Dev Machine NuGet Source Setup

I created the following script for setting up the GitHub NuGet feed source on local dev machines for restores, installs etc.

#!/bin/sh
# usage:
#   export MY_PAT=secret
#   echo "$MY_PAT" | ./nuget-github-source.sh -u username
#
# dotnet nuget remove source github
# dotnet nuget list source
NUGET_URL=https://nuget.pkg.github.com/organization/index.json
user=""
usage() {
  cat << EOF >&2
Usage:
    export MY_PAT=secret
    echo "\$MY_PAT" | ./nuget-github-source.sh -u <username>
    <stdin>: GitHub Personal Access Token from https://github.com/settings/tokens
    -u <username>: Github user to authenticate with
EOF
  exit 1
}
while getopts u: o; do
  case $o in
    (u) user=$OPTARG;;
    (*) usage
  esac
done
shift "$((OPTIND - 1))"
read -r -t 2 -d $'\0' token
if [ -z "$token" ]; then
  echo "GitHub PAT is required (pass via stdin)" >&2
  usage
fi
if [ -z "$user" ]; then
  echo "GitHub user is required (-u)" >&2
  usage
fi
dotnet nuget add source $NUGET_URL \
    -n github \
    -u $user \
    -p $token \
    --store-password-in-clear-text
dotnet nuget list source
echo "View config: cat ~/.nuget/NuGet/NuGet.Config"

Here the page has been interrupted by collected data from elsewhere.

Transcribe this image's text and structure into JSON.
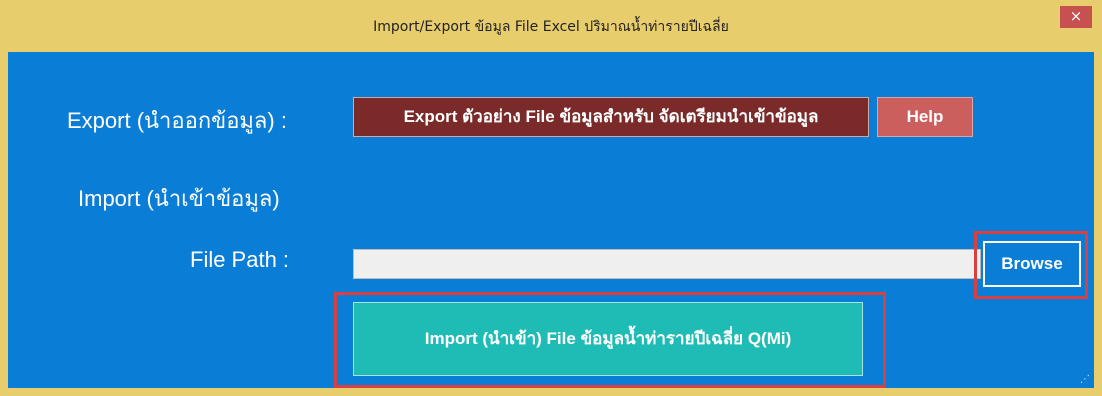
{
  "window": {
    "title": "Import/Export ข้อมูล File Excel ปริมาณน้ำท่ารายปีเฉลี่ย",
    "close_glyph": "×"
  },
  "export_section": {
    "label": "Export (นำออกข้อมูล) :",
    "export_button": "Export ตัวอย่าง File ข้อมูลสำหรับ จัดเตรียมนำเข้าข้อมูล",
    "help_button": "Help"
  },
  "import_section": {
    "label": "Import (นำเข้าข้อมูล)",
    "file_path_label": "File Path :",
    "file_path_value": "",
    "browse_button": "Browse",
    "import_button": "Import (นำเข้า) File ข้อมูลน้ำท่ารายปีเฉลี่ย Q(Mi)"
  },
  "colors": {
    "window_frame": "#e8cd6c",
    "client_bg": "#0a7dd6",
    "export_button": "#7a2a28",
    "help_button": "#cb5f5e",
    "import_button": "#1ebcb4",
    "highlight": "#d9403f"
  },
  "icons": {
    "close": "close-icon",
    "resize": "resize-grip-icon"
  }
}
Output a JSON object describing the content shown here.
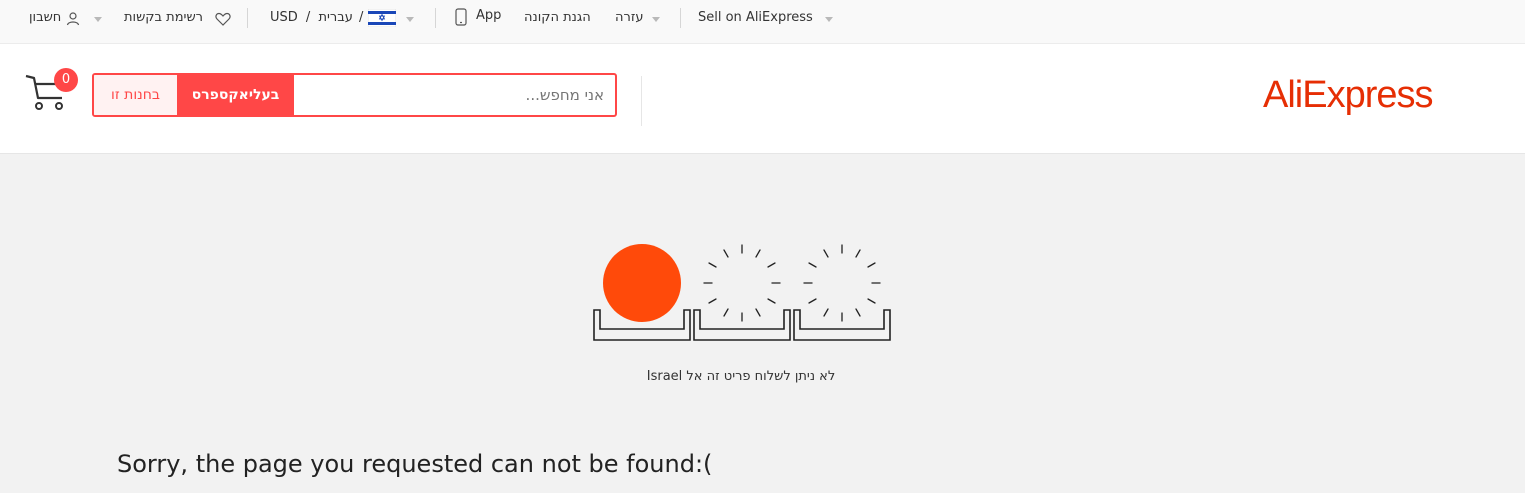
{
  "topbar": {
    "account_label": "חשבון",
    "wishlist_label": "רשימת בקשות",
    "currency": "USD",
    "language": "עברית",
    "separator": "/",
    "app_label": "App",
    "buyer_protection": "הגנת הקונה",
    "help": "עזרה",
    "sell": "Sell on AliExpress"
  },
  "header": {
    "cart_count": "0",
    "search_placeholder": "אני מחפש...",
    "search_site_button": "בעליאקספרס",
    "search_store_button": "בחנות זו",
    "logo": "AliExpress"
  },
  "main": {
    "shipping_message": "Israel לא ניתן לשלוח פריט זה אל",
    "not_found": "Sorry, the page you requested can not be found:("
  },
  "colors": {
    "accent": "#ff4747",
    "logo": "#e62e04",
    "sun": "#ff4a0a"
  }
}
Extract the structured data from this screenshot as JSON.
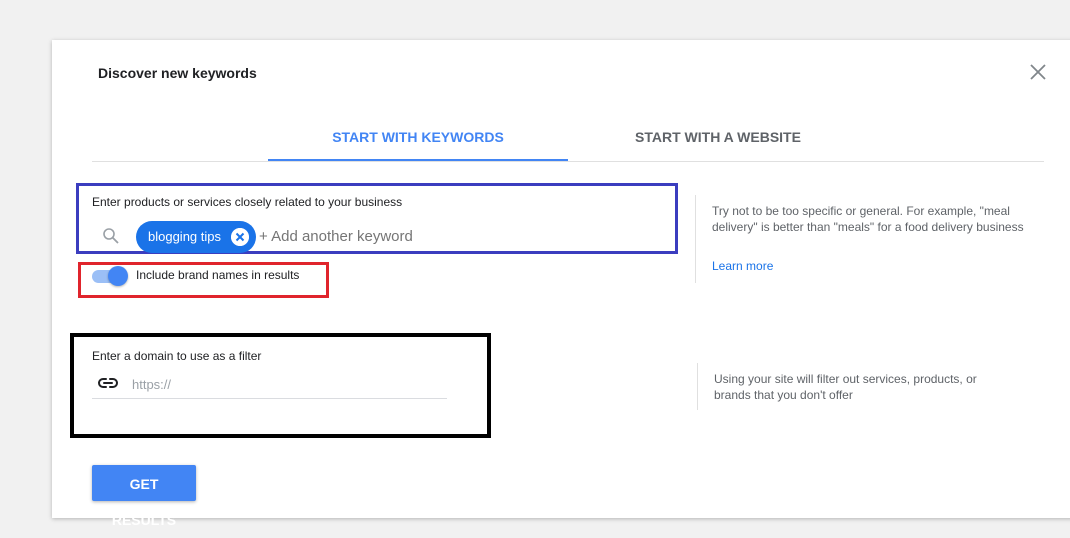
{
  "dialog": {
    "title": "Discover new keywords",
    "close_icon": "close-icon"
  },
  "tabs": [
    {
      "label": "START WITH KEYWORDS",
      "active": true
    },
    {
      "label": "START WITH A WEBSITE",
      "active": false
    }
  ],
  "keywords": {
    "label": "Enter products or services closely related to your business",
    "search_icon": "search-icon",
    "chips": [
      {
        "label": "blogging tips"
      }
    ],
    "add_placeholder": "+ Add another keyword"
  },
  "brand_toggle": {
    "label": "Include brand names in results",
    "on": true
  },
  "keywords_hint": {
    "text": "Try not to be too specific or general. For example, \"meal delivery\" is better than \"meals\" for a food delivery business",
    "learn_more": "Learn more"
  },
  "domain": {
    "label": "Enter a domain to use as a filter",
    "icon": "link-icon",
    "placeholder": "https://"
  },
  "domain_hint": {
    "text": "Using your site will filter out services, products, or brands that you don't offer"
  },
  "actions": {
    "get_results": "GET RESULTS"
  },
  "colors": {
    "accent": "#4285f4",
    "chip": "#1a73e8",
    "highlight_blue": "#3b3dbf",
    "highlight_red": "#e0242c",
    "highlight_black": "#000000"
  }
}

Thoughts and Going Further

With the exception of sporadic https issues pushing packages and package counts being incorrect in places, the GitHub NuGet experience was mostly positive. I like having the packages within the GitHub org and linked to the repo. Browsing package lists, details, and versions I found intuitive and friendly as well.

One issue I have with GitHub packages in general currently is that there are no retention policies for package versions. There are actions like Delete Package Versions as well as gpr batch package delete functionality where this can be automated somewhat. Still in my opinion this should be more declarative settings within a GitHub repo and organization for handling cleanup automatically based on downloads, date, number of versions and other relevant stats.